Это была фантазия: фантазия вообще была фундаментом современного искусства, но от этого она не переставала быть неправдой.
Лишь позднее в XX веке художники — а в особенности художницы — взглянули на реалии проституции без романтических розовых очков.
Огюст Клезенже «Дама, ужаленная змеей»
Прежде всего, мне вспоминается Шанталь Акерман, режиссер-новатор из Бельгии. Ее наставительная лента «Жанна Дильман, набережная Коммерции 23, Брюссель 1080» в медлительно движущихся планах рассказывает зрителю историю повседневной жизни овдовевшей маме, чей единственный источник дохода — продажа своего тела на своей же квартире.
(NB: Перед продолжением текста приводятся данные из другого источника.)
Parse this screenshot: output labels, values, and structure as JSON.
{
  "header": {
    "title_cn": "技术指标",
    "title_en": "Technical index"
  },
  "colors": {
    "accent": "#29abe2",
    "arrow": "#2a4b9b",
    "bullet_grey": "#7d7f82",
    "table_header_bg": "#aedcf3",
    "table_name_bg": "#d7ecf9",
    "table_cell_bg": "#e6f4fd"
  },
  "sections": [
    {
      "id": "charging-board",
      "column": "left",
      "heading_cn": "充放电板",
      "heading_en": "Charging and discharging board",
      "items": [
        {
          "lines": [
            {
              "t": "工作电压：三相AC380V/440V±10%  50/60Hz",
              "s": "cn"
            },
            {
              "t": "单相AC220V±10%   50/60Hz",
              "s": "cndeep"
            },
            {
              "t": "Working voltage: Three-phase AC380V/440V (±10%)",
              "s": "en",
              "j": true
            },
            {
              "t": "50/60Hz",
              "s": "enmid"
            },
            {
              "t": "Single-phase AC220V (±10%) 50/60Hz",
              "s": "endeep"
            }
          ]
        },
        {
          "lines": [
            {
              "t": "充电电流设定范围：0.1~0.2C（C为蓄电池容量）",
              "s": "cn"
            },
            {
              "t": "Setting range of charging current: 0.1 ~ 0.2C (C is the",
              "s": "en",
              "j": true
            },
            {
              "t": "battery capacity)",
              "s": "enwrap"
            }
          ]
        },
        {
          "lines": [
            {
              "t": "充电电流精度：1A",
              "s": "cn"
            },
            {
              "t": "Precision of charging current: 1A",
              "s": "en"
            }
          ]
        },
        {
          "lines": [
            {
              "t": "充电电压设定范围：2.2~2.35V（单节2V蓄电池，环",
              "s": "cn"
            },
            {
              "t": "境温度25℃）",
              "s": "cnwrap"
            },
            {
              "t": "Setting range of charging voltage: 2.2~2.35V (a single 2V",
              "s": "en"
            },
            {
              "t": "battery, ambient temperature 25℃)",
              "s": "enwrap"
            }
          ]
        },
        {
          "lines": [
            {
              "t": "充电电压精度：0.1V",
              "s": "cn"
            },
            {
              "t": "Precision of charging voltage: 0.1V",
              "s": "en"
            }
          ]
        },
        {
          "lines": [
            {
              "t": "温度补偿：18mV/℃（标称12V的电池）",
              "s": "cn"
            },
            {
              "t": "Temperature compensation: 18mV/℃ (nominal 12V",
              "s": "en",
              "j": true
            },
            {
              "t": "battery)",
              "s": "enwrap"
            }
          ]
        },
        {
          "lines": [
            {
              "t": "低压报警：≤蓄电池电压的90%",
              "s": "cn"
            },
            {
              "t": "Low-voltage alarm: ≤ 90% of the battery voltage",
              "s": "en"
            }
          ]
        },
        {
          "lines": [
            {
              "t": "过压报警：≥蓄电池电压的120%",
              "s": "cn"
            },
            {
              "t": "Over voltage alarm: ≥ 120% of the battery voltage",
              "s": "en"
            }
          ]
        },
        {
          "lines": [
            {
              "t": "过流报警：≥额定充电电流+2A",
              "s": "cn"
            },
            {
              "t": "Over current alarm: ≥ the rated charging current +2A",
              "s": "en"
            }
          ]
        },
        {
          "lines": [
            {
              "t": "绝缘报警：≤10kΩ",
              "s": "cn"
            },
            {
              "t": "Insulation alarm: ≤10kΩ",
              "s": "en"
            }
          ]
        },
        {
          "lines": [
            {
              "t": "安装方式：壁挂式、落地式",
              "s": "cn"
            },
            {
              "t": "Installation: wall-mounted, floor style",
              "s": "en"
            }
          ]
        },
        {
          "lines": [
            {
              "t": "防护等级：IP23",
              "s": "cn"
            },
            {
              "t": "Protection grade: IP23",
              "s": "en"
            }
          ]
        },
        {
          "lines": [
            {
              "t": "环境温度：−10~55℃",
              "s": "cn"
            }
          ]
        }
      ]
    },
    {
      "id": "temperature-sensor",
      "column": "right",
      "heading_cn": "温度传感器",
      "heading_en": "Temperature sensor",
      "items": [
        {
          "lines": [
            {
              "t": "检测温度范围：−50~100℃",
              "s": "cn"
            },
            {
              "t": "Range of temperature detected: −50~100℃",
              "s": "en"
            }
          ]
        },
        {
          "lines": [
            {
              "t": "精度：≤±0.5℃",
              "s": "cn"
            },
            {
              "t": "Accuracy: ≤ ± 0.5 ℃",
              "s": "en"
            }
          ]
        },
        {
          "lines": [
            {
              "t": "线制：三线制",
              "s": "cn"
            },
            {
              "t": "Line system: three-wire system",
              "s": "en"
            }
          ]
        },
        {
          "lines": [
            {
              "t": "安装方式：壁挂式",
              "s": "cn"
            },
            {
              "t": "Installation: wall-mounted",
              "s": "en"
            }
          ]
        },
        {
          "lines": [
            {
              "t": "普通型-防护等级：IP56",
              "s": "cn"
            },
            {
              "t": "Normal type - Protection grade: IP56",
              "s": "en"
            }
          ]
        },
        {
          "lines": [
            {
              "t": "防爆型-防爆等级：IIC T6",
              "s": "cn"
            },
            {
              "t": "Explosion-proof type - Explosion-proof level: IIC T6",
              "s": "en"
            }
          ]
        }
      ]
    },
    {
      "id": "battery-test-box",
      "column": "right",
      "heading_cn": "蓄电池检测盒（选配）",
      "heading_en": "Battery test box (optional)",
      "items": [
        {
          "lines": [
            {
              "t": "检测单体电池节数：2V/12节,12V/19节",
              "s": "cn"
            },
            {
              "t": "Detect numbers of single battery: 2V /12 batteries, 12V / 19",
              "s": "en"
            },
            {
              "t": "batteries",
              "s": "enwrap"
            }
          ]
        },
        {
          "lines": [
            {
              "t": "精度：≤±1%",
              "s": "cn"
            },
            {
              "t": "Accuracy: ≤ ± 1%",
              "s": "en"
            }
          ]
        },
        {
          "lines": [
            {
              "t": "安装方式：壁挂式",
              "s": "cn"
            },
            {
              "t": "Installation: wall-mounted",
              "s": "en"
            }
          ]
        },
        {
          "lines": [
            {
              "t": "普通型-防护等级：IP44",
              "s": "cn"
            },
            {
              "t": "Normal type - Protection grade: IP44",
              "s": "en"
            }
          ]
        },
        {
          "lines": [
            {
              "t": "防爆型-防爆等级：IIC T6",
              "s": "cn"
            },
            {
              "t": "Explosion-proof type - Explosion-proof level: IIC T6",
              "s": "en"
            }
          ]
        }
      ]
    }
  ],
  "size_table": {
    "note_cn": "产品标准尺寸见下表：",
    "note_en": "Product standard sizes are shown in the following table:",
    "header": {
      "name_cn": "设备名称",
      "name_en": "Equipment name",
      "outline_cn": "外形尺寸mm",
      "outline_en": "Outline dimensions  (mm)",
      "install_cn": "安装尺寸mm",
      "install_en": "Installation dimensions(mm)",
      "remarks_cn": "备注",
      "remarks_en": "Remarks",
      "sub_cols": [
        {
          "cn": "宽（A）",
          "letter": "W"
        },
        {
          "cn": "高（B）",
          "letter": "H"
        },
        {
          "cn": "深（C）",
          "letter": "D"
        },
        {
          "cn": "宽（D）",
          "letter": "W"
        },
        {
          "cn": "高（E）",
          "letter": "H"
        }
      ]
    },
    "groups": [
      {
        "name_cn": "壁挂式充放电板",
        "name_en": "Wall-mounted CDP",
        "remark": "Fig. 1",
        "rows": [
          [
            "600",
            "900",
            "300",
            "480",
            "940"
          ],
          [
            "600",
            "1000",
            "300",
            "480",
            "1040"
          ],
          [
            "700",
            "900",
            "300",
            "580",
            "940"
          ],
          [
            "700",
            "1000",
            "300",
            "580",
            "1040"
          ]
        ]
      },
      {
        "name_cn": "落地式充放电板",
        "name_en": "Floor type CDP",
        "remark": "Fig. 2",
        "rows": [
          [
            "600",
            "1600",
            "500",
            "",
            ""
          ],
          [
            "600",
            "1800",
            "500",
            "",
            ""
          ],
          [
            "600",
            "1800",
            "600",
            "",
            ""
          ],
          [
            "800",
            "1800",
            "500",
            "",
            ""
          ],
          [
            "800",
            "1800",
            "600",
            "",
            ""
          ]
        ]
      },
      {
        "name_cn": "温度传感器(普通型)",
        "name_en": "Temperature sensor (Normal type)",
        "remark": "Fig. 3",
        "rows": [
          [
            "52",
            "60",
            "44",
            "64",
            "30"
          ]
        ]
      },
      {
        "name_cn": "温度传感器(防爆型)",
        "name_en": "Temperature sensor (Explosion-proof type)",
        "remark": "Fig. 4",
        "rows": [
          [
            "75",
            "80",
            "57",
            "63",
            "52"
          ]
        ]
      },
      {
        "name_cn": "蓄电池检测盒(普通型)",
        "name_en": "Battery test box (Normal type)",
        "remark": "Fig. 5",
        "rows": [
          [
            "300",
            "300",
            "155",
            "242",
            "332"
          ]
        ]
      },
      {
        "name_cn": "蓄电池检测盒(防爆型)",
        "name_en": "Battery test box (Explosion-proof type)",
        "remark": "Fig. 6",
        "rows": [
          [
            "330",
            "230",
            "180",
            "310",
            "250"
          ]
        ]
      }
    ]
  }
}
«Жанна Дильман», одно из знаковых явлений в феминистском кино, пишет проституцию не как личный выбор, а как экономическую необходимость и часть более масштабной системы, в какой женщины никогда не являются подлинно независимыми.
Такую точку зрения не бывальщины способны принять самые радикальные художники-мужчины XIX века — даже если они в сумерках дома терпимости и декламировали ее на лицах бедных женщин.